Feb 13 '22 21:02 yebai

Do we need support? TuringGLM.jl just returns an instantiated Turing.jl model. It also re-exports Turing.jl, so you can do anything you want with the instantiated model. There is no scaffolding or anything between you and the model once you specify it with the turing_model function.

Maybe we could convert this issue into a "call for tutorials" on those topics?

Feb 14 '22 17:02 storopoli

Yes, AIS and TI should just work.
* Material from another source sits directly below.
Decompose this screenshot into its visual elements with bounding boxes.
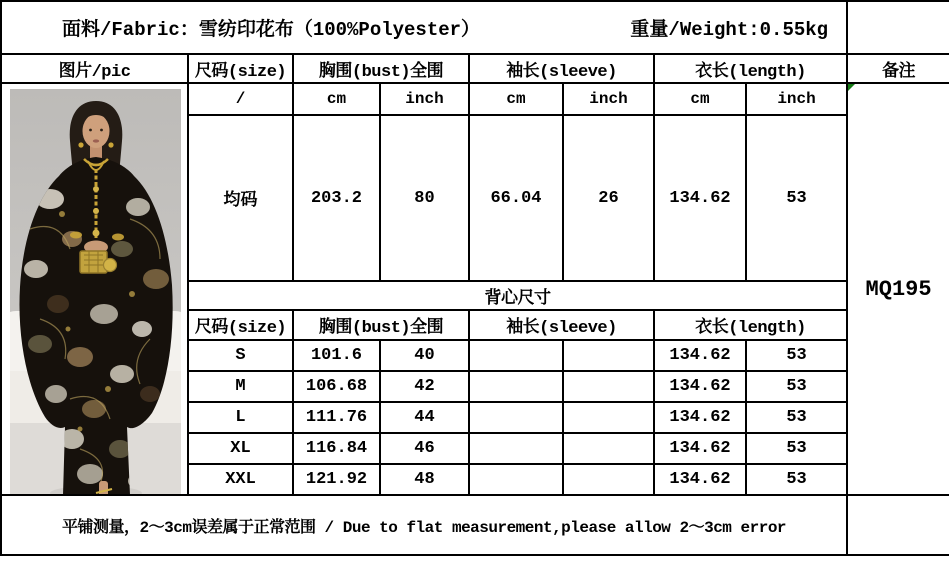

NS still misses Turing integration, but that is not related to TuringGLM. So this should be another tutorial.

Feb 14 '22 20:02 yebai

Ok, converting to a Tutorial issue.

Feb 14 '22 20:02 storopoli

LOO-CV can be viewed as a proxy for Bayesian evidence / marginal likelihood.

Clarification in case someone stumbles across this in the future: This isn't quite true.

Bayesian evidence / marginal likelihood is equal to exhaustive cross-validation, rather than leave-one-out. In exhaustive CV, you do cross-validation for all 2^n possible train-test splits. This includes some pretty weird splits, e.g. your training dataset has 0 data points, while your test set includes all of the data.

To use an analogy, LOO-CV does the same thing as AIC (estimates the expected loss). Bayes factors do something like BIC (estimate the probability that a model is the best model in a candidate set).

Feb 14 '22 21:02 ParadaCarleton

thanks, @ParadaCarleton - your clarification is correct. Sorry, I wasn't precise. For a good reference on this, see below.

Fong, E., & Holmes, C. C. (2020). On the marginal likelihood and cross-validation. Biometrika, 107(2), 489–496. https://academic.oup.com/biomet/article/107/2/489/5715611

Feb 14 '22 22:02 yebai